Четыре двойника Джоконды, надо же такому случиться! Пожалуй, Палладас изобрел оружие пострашнее всех бомб и придворных интриг...
Когда мы наконец поднялись из Лаборатории, нас дожидался фургон с эмблемой изумрудной змеи, склонившейся над чашей и заключенной в прозрачный крест. Рядом с ним стоял заведенный черный микроавтобус, вытянутый и хищный, как стрела инки. Я поймал себя на том, что пристально вглядываюсь в его окна в надежде различить за тонированными стеклами ее лицо.
Джоконда вышла сама и подалась к Фанни:
— По директиве, синьорита Паллада, ты едешь с ними в фургоне. Бонджорно, Елизавета, рада тебя видеть! — ее взгляд остановился на мне. — Здравствуйте, господин Элинор. Рада видеть и вас, тем более в добром здравии.
Паллада хмыкнула и с загадочной улыбкой поднялась в машину. Вертинская уже вовсю распоряжалась коллегами, распределяя их по местам. Мне она дала понять, что выделяет нам на общение пару минут, но не более того.
Теперь я отличил бы Джоконду, настоящую, от любого, самого похожего, двойника. Да и вообще непонятно, как я мог тогда принять подделку за истинную Джо.
Если бы не она, мы бы так и простояли молча отведенные для беседы две минуты.
— Вы более чем прекрасно выглядите для человека, которого я в последний раз видела у Бруклинских развалин. Хотелось бы мне узнать приемы, которыми обладают ваши сопланетники.

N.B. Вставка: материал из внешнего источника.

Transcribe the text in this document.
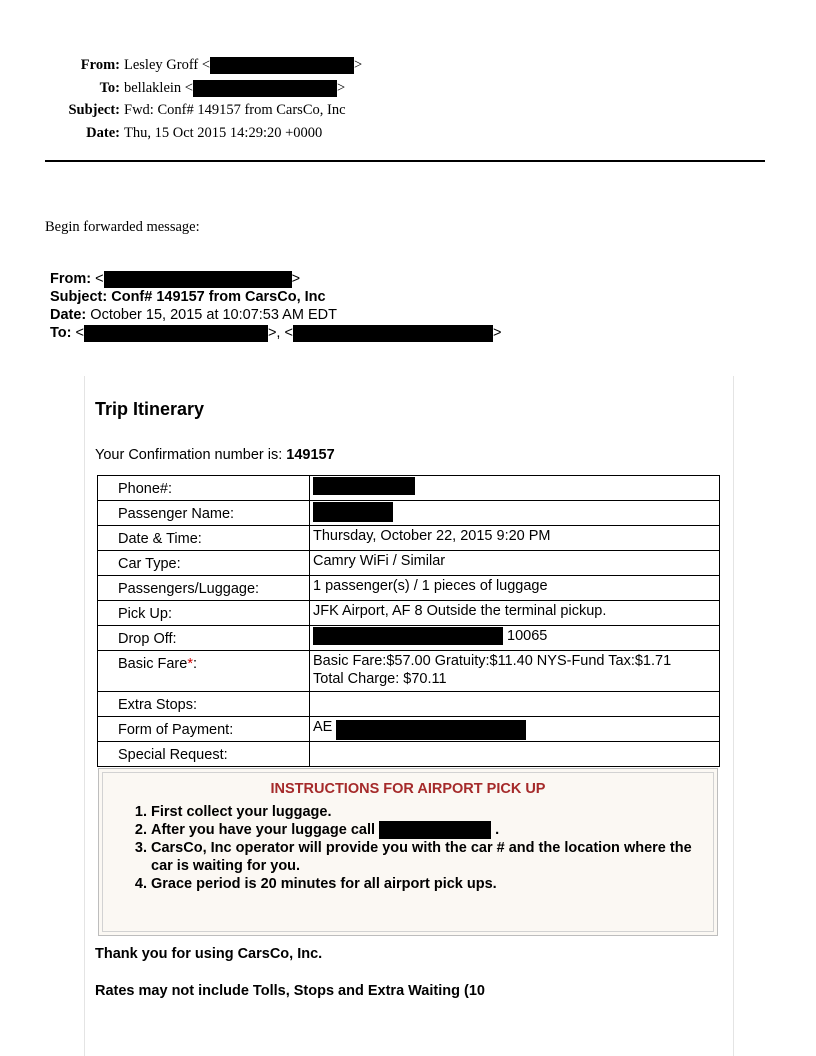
From: Lesley Groff <	>
To: bellaklein <	>
Subject: Fwd: Conf# 149157 from CarsCo, Inc
Date: Thu, 15 Oct 2015 14:29:20 +0000
Begin forwarded message:
From: <	>
Subject: Conf# 149157 from CarsCo, Inc
Date: October 15, 2015 at 10:07:53 AM EDT
To: <	>, <	>
Trip Itinerary
Your Confirmation number is: 149157
Phone#:	
Passenger Name:	
Date & Time:	Thursday, October 22, 2015 9:20 PM
Car Type:	Camry WiFi / Similar
Passengers/Luggage:	1 passenger(s) / 1 pieces of luggage
Pick Up:	JFK Airport, AF 8 Outside the terminal pickup.
Drop Off:	10065
Basic Fare*:	Basic Fare:$57.00 Gratuity:$11.40 NYS-Fund Tax:$1.71
Total Charge: $70.11

Extra Stops:	
Form of Payment:	AE
Special Request:	
INSTRUCTIONS FOR AIRPORT PICK UP
1. First collect your luggage.
2. After you have your luggage call	.
3. CarsCo, Inc operator will provide you with the car # and the location where the car is waiting for you.
4. Grace period is 20 minutes for all airport pick ups.
Thank you for using CarsCo, Inc.
Rates may not include Tolls, Stops and Extra Waiting (10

— Это не псионические приемы, госпожа Бароччи, — ответил я. — Это тайны монахов, и пусть они хранят их как можно надежнее.
— О, да! — ее смех прозвучал натянуто; в какой-то момент мне показалось даже, будто она в слабом замешательстве. По крайней мере, встречаться со мной взглядом Джоконда теперь остерегалась, делая вид, что ее очень занимает процесс погрузки медиков. — Пусть хранят. Фауст и без того доставил Содружеству массу проблем, а если мертвецы начнут вставать из могил... Простите! — она уронила вскинутую для привычной жестикуляции руку и слегка покраснела. — Я не хотела вас оскорбить, господин Элинор...
Неужели она и правда решила, что этот пустой разговор под обстрелом множества посторонних глаз может меня задеть? Ведь была тема и посерьезнее.
Я шагнул к ней и немного подался к ее уху:
— Может быть, вам — лично вам — не стоит ехать, госпожа Бароччи?
Она чуть ли не отскочила, гневно вспыхнула, вскинув бровь, и прошипела:
— Отчего это вы решили, что имеете право давать мне подобные советы, синьор?! Вы что, мой начальник?
— А ваш начальник знает?..
— То, что знаете вы? Нет, конечно! Но если он узнает от вас... я не знаю, что с вами сделаю! Понятно?
Джоконда сердилась, потому что была не права. И по той же причине ее гнев не смутил меня. Все было хуже, чем я ожидал: она слишком честолюбива для того, чтобы отказаться от порученной миссии и сознаться в своей тайной особенности перед кем бы то ни было. Для Джоконды это равносильно краху.